After breakfast, of course.

Jamie finished his smoke and walked home. The dust in the flat taunted him like always, but after a quick shower and a load of washing, he abandoned it for the sanctuary of Marc’s house. He fed the cat, then padded upstairs to the final room on the landing. Much of its contents had ended up in the skip Marc had hired, but a walk-in closet full of old bags remained.

Whistling, Jamie sorted through them at a steady clip, eager to get the room cleaned up so he could return to the library and search out the ethnic cookbooks he’d catalogued a few weeks ago.
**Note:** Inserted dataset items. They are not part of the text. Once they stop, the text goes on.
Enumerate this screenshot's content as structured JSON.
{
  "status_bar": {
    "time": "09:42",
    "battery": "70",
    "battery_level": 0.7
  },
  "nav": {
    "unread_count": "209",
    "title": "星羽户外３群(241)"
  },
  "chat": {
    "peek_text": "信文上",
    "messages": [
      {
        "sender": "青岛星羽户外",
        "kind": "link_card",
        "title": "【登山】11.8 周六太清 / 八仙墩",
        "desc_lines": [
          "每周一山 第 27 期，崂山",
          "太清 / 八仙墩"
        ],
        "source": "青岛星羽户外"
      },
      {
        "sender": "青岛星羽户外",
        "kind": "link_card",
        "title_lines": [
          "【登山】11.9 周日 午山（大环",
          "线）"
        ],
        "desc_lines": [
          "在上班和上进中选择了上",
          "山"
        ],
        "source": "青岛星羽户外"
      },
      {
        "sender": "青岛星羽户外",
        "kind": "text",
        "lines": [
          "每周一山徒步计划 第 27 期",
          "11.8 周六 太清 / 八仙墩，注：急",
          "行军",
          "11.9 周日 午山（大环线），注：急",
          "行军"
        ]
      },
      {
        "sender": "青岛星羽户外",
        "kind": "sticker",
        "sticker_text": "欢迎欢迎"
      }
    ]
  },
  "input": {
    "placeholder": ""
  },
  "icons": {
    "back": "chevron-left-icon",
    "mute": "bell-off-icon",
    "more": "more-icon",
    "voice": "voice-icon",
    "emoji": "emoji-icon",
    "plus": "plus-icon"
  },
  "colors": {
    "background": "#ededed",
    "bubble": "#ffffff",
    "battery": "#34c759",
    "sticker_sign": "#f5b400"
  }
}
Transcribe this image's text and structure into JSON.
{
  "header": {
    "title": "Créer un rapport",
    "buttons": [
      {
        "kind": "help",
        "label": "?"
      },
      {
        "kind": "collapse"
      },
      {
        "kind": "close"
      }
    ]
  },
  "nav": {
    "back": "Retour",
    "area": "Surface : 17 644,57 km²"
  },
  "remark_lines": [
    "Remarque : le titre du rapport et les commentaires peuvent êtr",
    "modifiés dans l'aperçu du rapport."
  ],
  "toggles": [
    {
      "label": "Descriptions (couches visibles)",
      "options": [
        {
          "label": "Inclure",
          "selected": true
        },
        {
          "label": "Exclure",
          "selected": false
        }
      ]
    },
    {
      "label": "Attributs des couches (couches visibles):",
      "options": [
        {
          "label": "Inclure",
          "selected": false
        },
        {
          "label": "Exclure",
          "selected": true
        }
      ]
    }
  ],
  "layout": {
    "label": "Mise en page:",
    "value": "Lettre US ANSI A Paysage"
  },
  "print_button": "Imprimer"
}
Sheila was a great cook, but her repertoire was limited, and didn’t cater for the large Indian community who needed help as much as the white folk. Jamie had halfway promised her that he’d bring a few ideas to the table, but her kitchen had no woks, and the power of the gas burners was better suited to simmering than stir-frying. Which meant some kind of curry, which beyond chips and curry sauce, Jamie knew nothing about.

With his mind on vats of tikka masala, Jamie didn’t pay much attention to the pile of sports bags when he first came across them. He’d separated out the vintage handbags that could go the local charity shop, but the sports bags had felt full, so he’d set them aside for the end.

Jamie sat on the floor and opened them up. Predictably, they contained old clothes, but these were clearly Marc’s. Jamie folded them carefully, even though he intended to wash them, and turned his attention to the very last bag. It was empty, but the inside pocket was stuffed to bursting. Impatient, Jamie held the bag upside down and shook it. For a moment, nothing happened, and then three boxes of tramadol fell right into his lap.